Une amitié “sans limites“
Ce n’est pas de l’amour. Mais un sentiment tout aussi fort. A quelques heures de l’ouverture des Jeux olympiques de Pékin, le 4 février 2022, Poutine et Xi se font des mamours infinis, se promettent des choses éternelles, s’entendent comme larrons en foire.
Poutine projette son « opération spéciale » en Ukraine. Il obtient le feu vert de son ami. Il ne perturbera pas les jeux, c’est entendu. Il attendra la fin de la fête.
Une année et demie plus tard, où en est-on ? La Chine livre bien à la Russie des processeurs et des composants électroniques, en catimini. Elle évite de condamner officiellement l’agression. Elle profite d’achats d’hydrocarbures bon marché. Mais elle se garde de briser ouvertement les sanctions européennes et américaines, ce qui lui fermerait le marché mondial et mettrait en péril son économie. Elle ne livre pas d’armes, ce qui tendrait à prouver que l’amitié connaît, malgré tout, certaines limites.
« La Chine, dit Marie Holzman, a beaucoup de clients, mais peu d’amis ». La sinologue préfère parler plus prosaïquement d’« alliance de convenance ». Elle le redisait fin juin dans un colloque organisé par Desk Russie à Paris. Où Galia Ackerman, la rédactrice en chef du site, relevait avec justesse que Xi et Poutine se retrouvaient surtout sur le rôle du parti unique et le refus de l’alternance démocratique. L’amitié des dictateurs en quelque sorte. « Il ne peut y avoir d’amitié là où est la cruauté, là où est la déloyauté, là où est l’injustice », écrit La Boétie, au milieu de 16e siècle, dans le Discours sur la servitude volontaire.
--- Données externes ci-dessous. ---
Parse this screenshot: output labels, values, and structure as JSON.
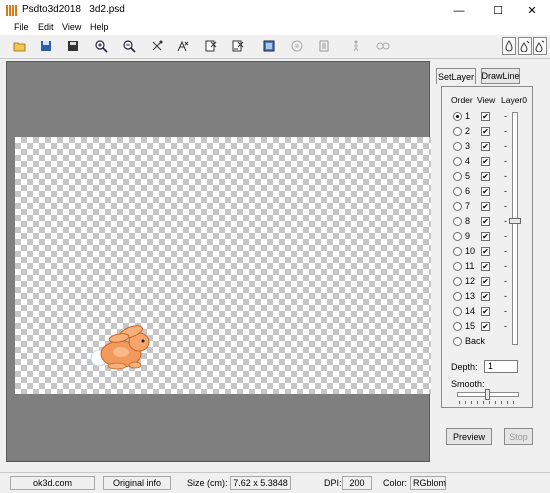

Et il ajoute : « Et pour les méchants, quand ils s’assemblent, c’est un complot, non pas une compagnie ; ils ne s’entraiment pas, ils s’entrecraignent, ils ne sont pas amis, mais ils sont complices ».
C’est que cette amitié-là est née de l’inimitié des mêmes ennemis. La Chine et la Russie proclament leur haine complice de l’« Occident global ». Poutine et Xi sont convaincus que l’Occident vit la fin de sa civilisation et qu’il est temps de prendre le relais, d’imposer leurs règles au monde. Mais leur modèle est encore loin de séduire.
Hollywood, Genève, Courchevel, et les universités anglo-saxonnes attirent plus que jamais leurs élites. Le modèle de société qu’ils construisent, et imposent dans leur pays, n’est pas celui dans lequel ils aimeraient vivre. Leurs enfants le leur disent. Ils étudient à Londres ou aux Etats-Unis. Ils ont lu «1984», de George Orwell. Le romancier décrit si bien le pire des mondes à venir.
“La Chine, elle, a observé. Pris son temps. Attendu de connaître le sort des armes et le destin des hommes avant de s’annoncer. L’ami fut prudent.”
Si les relations entre la Chine et la Russie interrogent à nouveau, c’est à cause de l’incroyable équipée vers Moscou de Prigogjne, le patron de Wagner, dont on n’a pas encore mesuré tous les effets. Le Qatar, l’Arabie saoudite, l’Iran ont appelé très vite Moscou, voulant assurer Poutine de leur soutien. La Chine, elle, a observé. Pris son temps. Attendu de connaître le sort des armes et le destin des hommes avant de s’annoncer.
L’ami fut prudent.
Il y en a donc un qui est plus ami que l’autre, qui en attend davantage. Et ce n’est pas le puissant Xi, maître de lui-même, peu susceptible d’être défié par un desperado de fortune qui est le plus quémandeur. Ce n’est pas lui qui aurait pâli et tremblé devant un « traître », frémi de vengeance, et nourri un monstre en son sein. Le sort du vassal Poutine est ainsi réglé. Pékin parie sur le prochain tsar.